You may wish to consider the cost (three additional non-hydrogens; increased electron-richness of benzene ring; racemizable chiral center that will require at least an additional non-hydrogen to ‘lock’) at which the modest increase in potency has been achieved in going from ADA-UCB-6c2cb422-1 to VLA-UCB-1dbca3b4-15. It is possible that the relevant compound has already been proposed although I have no means of checking this.
Hi Pete, you can substructure search submissions here: https://postera.ai/covid/submissions/search - the work you suggest is currently being expanded with a range of bicyclic heteroaromatics with a hydrogen bond acceptor present.
I just noticed (now I realised that to get substructures, you have to select Substructure in the search) that a quinolone with flipped amide was already made, back in August: MAT-POS-3b92565d-6. Only 80uM in fluorescence, and no RapidFire or crystal structure. @Daren_Fearon, @LizbeK, any idea what happened with that compound? (From CDD, I infer it’s shipment 21.)
Got one dataset last week but don’t see it bound. Will repeat when we have some more xtals.
Thanks for the info, Ed, and it may be worth keeping an eye on pKa (I don’t know the relevant physiological pH for this target). Here are pka values (in parentheses) for 4-azaindole ( 6.9), 5-azaindole (8.3 ) 6-azaindole (7.9). Generally one can pump more hydrogen bond acceptor potential into an a aromatic [nX2] nitrogen in a 5-membered ring before it starts protonating than in a 6-membered ring. CYP inhibition is always a risk with aromatic [nX2] nitrogen (possibly more so when in a 5-membered ring than in 6-membered ring). It may be an idea to get some CYP inhibition measured in case this highlights problems with particular heterocycles.
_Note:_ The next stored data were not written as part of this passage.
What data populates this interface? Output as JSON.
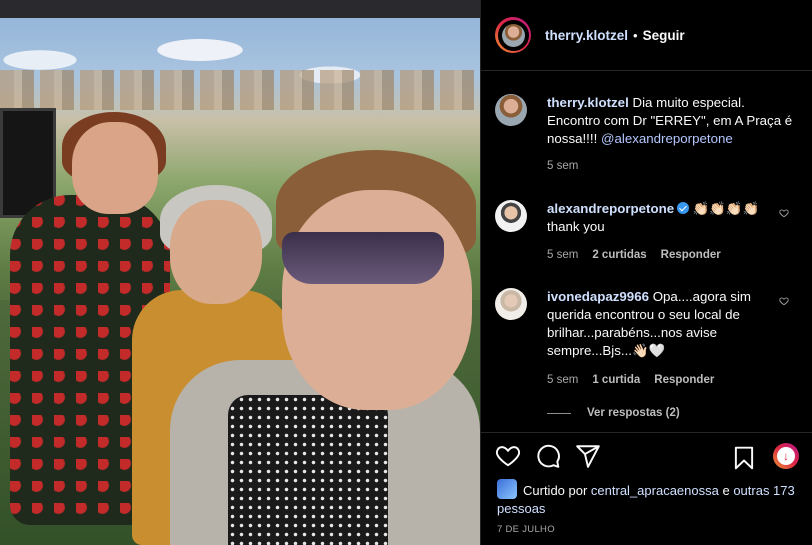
{
  "post": {
    "author": "therry.klotzel",
    "follow_sep": "•",
    "follow_label": "Seguir"
  },
  "caption": {
    "user": "therry.klotzel",
    "text": "Dia muito especial. Encontro com Dr \"ERREY\", em A Praça é nossa!!!! ",
    "mention": "@alexandreporpetone",
    "time": "5 sem"
  },
  "comments": [
    {
      "user": "alexandreporpetone",
      "verified": true,
      "text_line1": " 👏🏻👏🏻👏🏻👏🏻",
      "text_line2": "thank you",
      "time": "5 sem",
      "likes": "2 curtidas",
      "reply": "Responder"
    },
    {
      "user": "ivonedapaz9966",
      "text": " Opa....agora sim querida encontrou o seu local de brilhar...parabéns...nos avise sempre...Bjs...👋🏻🤍",
      "time": "5 sem",
      "likes": "1 curtida",
      "reply": "Responder"
    }
  ],
  "view_replies": "Ver respostas (2)",
  "likes": {
    "prefix": "Curtido por ",
    "user": "central_apracaenossa",
    "connector": " e ",
    "others": "outras 173 pessoas"
  },
  "date": "7 DE JULHO",
  "icons": [
    "heart-icon",
    "comment-icon",
    "share-icon",
    "bookmark-icon",
    "promo-icon"
  ]
}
Looks like you already have some SAR for the effects of aza-substitution of ADA-UCB-6c2cb422-1 (see MAT-POS-f7918075-5 | MAT-POS-bb423b95-2 | MAT-POS-bb423b95-1). Naphthyridine nitrogens would be expected to be weaker HB acceptors than isoquinoline nitrogen and we presented pKBHX predictions for naphthyridines that support this view.
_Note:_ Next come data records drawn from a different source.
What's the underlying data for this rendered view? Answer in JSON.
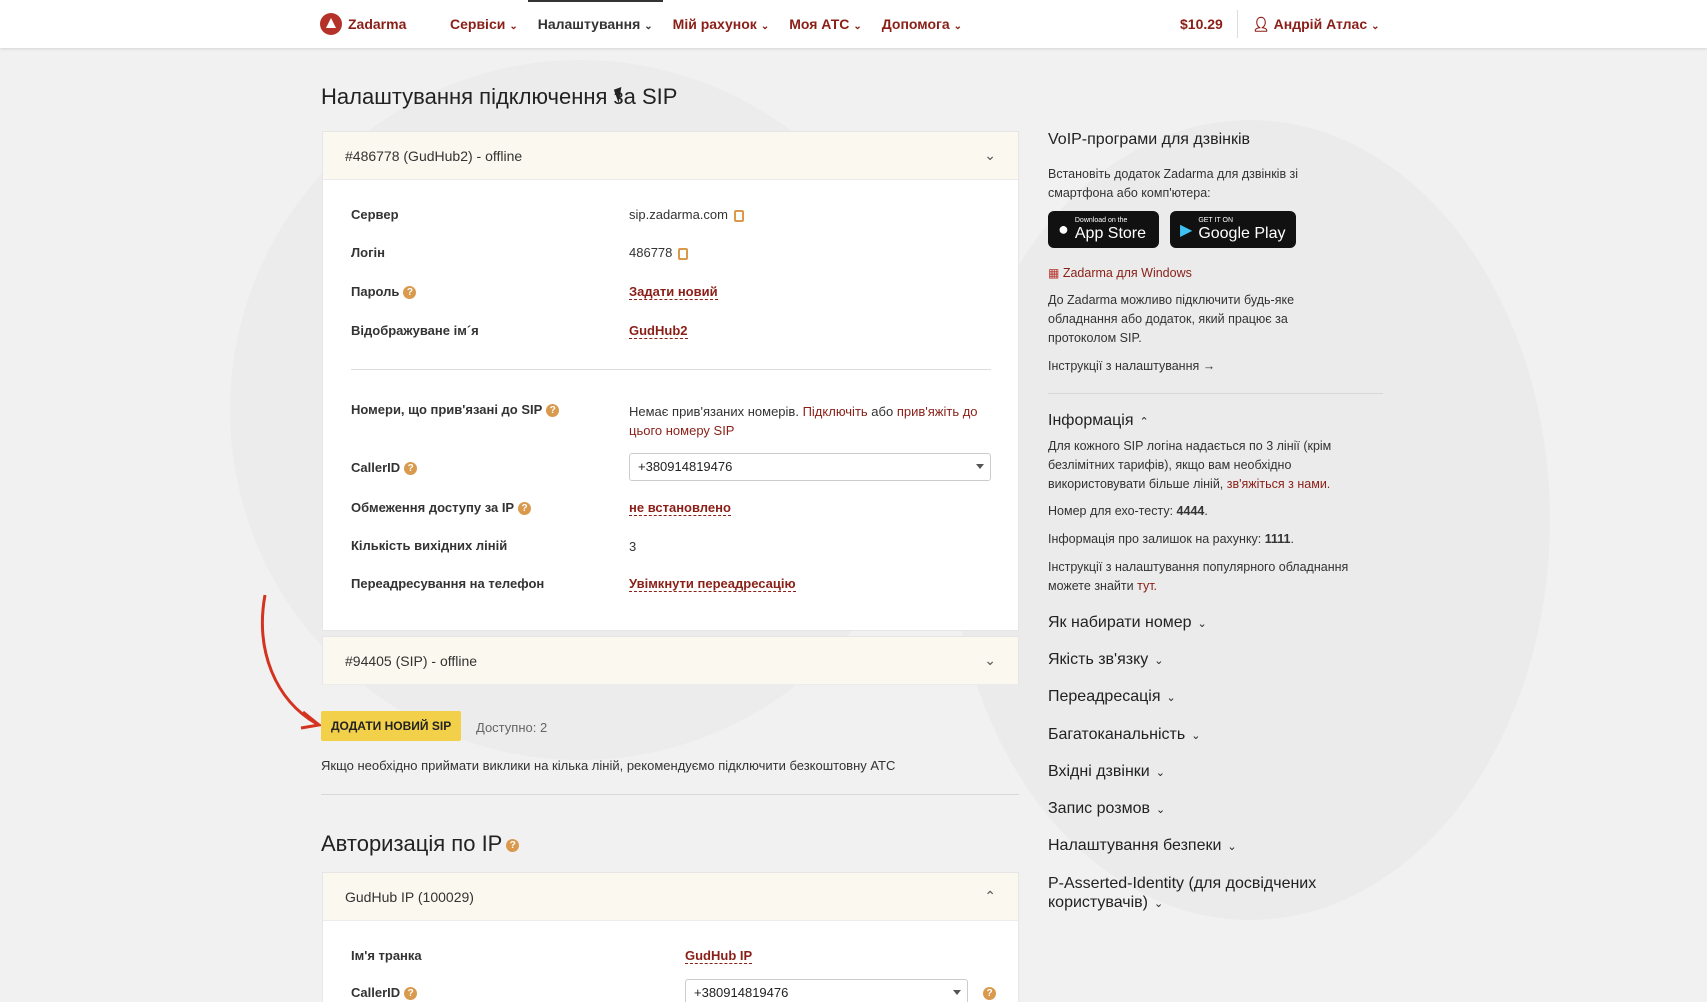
{
  "header": {
    "logo": "Zadarma",
    "nav": [
      {
        "label": "Сервіси"
      },
      {
        "label": "Налаштування"
      },
      {
        "label": "Мій рахунок"
      },
      {
        "label": "Моя АТС"
      },
      {
        "label": "Допомога"
      }
    ],
    "balance": "$10.29",
    "user": "Андрій Атлас"
  },
  "main": {
    "title": "Налаштування підключення за SIP",
    "sip1": {
      "header": "#486778 (GudHub2) - offline",
      "server_label": "Сервер",
      "server_value": "sip.zadarma.com",
      "login_label": "Логін",
      "login_value": "486778",
      "password_label": "Пароль",
      "password_value": "Задати новий",
      "display_label": "Відображуване ім´я",
      "display_value": "GudHub2",
      "numbers_label": "Номери, що прив'язані до SIP",
      "numbers_text": "Немає прив'язаних номерів.",
      "numbers_link1": "Підключіть",
      "numbers_or": "або",
      "numbers_link2": "прив'яжіть до цього номеру SIP",
      "callerid_label": "CallerID",
      "callerid_value": "+380914819476",
      "iprestrict_label": "Обмеження доступу за IP",
      "iprestrict_value": "не встановлено",
      "lines_label": "Кількість вихідних ліній",
      "lines_value": "3",
      "forward_label": "Переадресування на телефон",
      "forward_value": "Увімкнути переадресацію"
    },
    "sip2": {
      "header": "#94405 (SIP) - offline"
    },
    "add_button": "ДОДАТИ НОВИЙ SIP",
    "available": "Доступно: 2",
    "hint": "Якщо необхідно приймати виклики на кілька ліній, рекомендуємо підключити безкоштовну АТС",
    "ip_section": {
      "title": "Авторизація по IP",
      "card_header": "GudHub IP (100029)",
      "trunk_label": "Ім'я транка",
      "trunk_value": "GudHub IP",
      "callerid_label": "CallerID",
      "callerid_value": "+380914819476"
    }
  },
  "sidebar": {
    "voip_title": "VoIP-програми для дзвінків",
    "voip_text": "Встановіть додаток Zadarma для дзвінків зі смартфона або комп'ютера:",
    "appstore_small": "Download on the",
    "appstore_big": "App Store",
    "gplay_small": "GET IT ON",
    "gplay_big": "Google Play",
    "windows_link": "Zadarma для Windows",
    "sip_text": "До Zadarma можливо підключити будь-яке обладнання або додаток, який працює за протоколом SIP.",
    "instructions_link": "Інструкції з налаштування →",
    "info_title": "Інформація",
    "info_text1": "Для кожного SIP логіна надається по 3 лінії (крім безлімітних тарифів), якщо вам необхідно використовувати більше ліній,",
    "info_link1": "зв'яжіться з нами.",
    "echo_text": "Номер для ехо-тесту:",
    "echo_num": "4444",
    "balance_text": "Інформація про залишок на рахунку:",
    "balance_num": "1111",
    "instr_text": "Інструкції з налаштування популярного обладнання можете знайти",
    "instr_link": "тут.",
    "accordions": [
      "Як набирати номер",
      "Якість зв'язку",
      "Переадресація",
      "Багатоканальність",
      "Вхідні дзвінки",
      "Запис розмов",
      "Налаштування безпеки",
      "P-Asserted-Identity (для досвідчених користувачів)"
    ]
  },
  "colors": {
    "brand": "#8a1f17",
    "button": "#f3d04a",
    "card_header": "#faf8ef"
  }
}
I’d expect the the [nX2] HB acceptor of PET-UNK-8df914d1-2 to be stronger than the isoquinoline nitrogen of the reference compound. I think that the hydrogen bond geometry is probably better for the isoquinoline although there may be conformational factors as well. I’m guessing that a second [nX2] nitrogen (lone pair repulsion) in the 5-membered ring might improve the HB geometry situation even though this tactic (EDJ-MED-50fe53e8-1) resulted in loss of potency when applied to the isoquinoline. The energy cost of achieving the bound conformation may also vary with heterocycle.
@frankvondelft - we don’t bother investigating IC50 differences that is so far outside the potency range (that is inactive when applying our original cut-off filter of 50% inhibition at 50 uM) and with less than 2-fold difference.